Голова болит. И пол точно уплывает из-под ног. Невнятно шептал он себе эти слова, слушал их, и нехорошо усмехался. Россия, как слово, была знакома и привычна, но, как ощущал он ее всем собой, — кожей, дыханьем, — продолжала оставаться чем-то чуждым, совсем отдельным от него.
«Где же я? Я-то сам?» — спросил он себя почти с ужасом. И ответил, — по правде, по совести, как всегда отвечал себе: «Нигде». Уж не пол — земля уплывала из-под ног.
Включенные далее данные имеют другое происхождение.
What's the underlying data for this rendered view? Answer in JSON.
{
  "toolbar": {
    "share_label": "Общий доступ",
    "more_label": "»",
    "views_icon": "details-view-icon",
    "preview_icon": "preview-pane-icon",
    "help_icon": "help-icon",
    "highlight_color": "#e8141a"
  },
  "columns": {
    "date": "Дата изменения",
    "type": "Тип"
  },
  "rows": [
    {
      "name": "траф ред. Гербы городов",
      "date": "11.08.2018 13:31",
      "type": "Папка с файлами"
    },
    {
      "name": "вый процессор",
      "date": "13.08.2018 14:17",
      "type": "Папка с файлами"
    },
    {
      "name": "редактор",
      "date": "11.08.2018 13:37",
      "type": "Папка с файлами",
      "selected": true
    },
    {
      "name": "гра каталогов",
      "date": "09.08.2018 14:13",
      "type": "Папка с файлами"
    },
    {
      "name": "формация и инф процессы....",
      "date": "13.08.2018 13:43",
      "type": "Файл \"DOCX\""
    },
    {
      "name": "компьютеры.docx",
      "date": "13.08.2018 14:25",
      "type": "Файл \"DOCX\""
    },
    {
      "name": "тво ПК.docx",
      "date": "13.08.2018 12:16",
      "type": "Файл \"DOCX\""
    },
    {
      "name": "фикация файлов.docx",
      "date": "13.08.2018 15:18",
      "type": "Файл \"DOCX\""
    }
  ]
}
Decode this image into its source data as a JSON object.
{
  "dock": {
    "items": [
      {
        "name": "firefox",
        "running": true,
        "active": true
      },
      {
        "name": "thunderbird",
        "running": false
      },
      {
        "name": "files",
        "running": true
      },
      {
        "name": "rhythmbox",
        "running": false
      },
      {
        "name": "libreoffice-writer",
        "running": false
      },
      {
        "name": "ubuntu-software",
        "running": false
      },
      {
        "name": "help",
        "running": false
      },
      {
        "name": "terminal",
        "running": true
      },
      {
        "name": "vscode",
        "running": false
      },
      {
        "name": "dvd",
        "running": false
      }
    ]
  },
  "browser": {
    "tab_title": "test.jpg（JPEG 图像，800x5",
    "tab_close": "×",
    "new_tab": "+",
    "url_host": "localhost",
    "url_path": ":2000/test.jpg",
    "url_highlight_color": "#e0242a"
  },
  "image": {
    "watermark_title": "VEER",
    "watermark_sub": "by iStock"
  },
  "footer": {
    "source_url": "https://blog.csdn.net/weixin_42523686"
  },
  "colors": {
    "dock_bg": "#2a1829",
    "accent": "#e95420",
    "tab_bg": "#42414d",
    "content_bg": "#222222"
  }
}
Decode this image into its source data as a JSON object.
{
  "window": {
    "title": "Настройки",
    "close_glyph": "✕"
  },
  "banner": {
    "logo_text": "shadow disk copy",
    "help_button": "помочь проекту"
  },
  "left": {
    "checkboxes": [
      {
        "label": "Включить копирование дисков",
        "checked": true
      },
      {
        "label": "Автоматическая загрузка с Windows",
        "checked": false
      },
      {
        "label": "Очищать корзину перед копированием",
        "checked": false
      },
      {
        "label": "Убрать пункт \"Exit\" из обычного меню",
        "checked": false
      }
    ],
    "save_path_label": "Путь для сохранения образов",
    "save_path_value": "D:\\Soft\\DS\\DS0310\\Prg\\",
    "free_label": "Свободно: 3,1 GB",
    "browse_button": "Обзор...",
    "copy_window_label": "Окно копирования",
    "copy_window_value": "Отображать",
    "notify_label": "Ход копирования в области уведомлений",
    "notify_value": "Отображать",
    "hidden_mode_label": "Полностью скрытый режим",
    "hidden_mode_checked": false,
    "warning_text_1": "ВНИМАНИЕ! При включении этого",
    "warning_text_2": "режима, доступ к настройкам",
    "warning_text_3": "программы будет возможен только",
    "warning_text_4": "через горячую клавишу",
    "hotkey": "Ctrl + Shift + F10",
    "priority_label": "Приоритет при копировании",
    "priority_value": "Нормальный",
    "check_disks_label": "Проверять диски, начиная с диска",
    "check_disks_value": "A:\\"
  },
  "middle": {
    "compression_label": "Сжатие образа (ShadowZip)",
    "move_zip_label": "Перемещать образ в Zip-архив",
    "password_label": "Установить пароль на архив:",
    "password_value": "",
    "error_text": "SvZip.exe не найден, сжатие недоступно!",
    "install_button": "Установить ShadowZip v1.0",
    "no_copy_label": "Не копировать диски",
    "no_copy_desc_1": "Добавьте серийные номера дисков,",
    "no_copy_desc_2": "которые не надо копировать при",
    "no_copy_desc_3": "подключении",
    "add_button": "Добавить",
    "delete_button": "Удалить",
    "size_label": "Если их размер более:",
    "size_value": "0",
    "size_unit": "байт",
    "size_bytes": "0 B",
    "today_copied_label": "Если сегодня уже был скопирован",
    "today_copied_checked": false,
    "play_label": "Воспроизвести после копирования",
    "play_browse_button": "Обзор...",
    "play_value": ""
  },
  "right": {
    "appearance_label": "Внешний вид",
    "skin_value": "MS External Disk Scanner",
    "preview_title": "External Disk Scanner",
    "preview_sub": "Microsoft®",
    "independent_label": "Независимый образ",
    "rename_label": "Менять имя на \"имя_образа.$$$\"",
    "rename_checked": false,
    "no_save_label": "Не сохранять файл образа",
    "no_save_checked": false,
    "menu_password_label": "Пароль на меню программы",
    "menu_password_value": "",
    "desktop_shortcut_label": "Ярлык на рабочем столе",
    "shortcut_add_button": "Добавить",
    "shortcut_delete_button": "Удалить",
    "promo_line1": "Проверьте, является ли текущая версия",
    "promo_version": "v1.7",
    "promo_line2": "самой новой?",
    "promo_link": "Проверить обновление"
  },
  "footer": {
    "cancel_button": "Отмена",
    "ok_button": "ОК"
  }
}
Теперь, с этой потерей, на чьей бы земле он ни оказался, — он все равно будет — нигде.
Усмешка опять скривила губы. «Жилец мирового пространства! C'est du joli!» [22]. И так не шла к нему эта усмешка, эта ирония, что будто подменил его кто-то; даже лицо сразу постарело.
«Ну-с, прекрасно, к черту меня со всеми моими «переживаниями», новыми или старыми. Главное — новыми. На ключ! Пусть хоть подохнут взаперти. А с чем ехал, как думал, то надо исполнить. Когда бы в долг ни взял — отдавай. И что получил — плати. Рассуждать не приходится».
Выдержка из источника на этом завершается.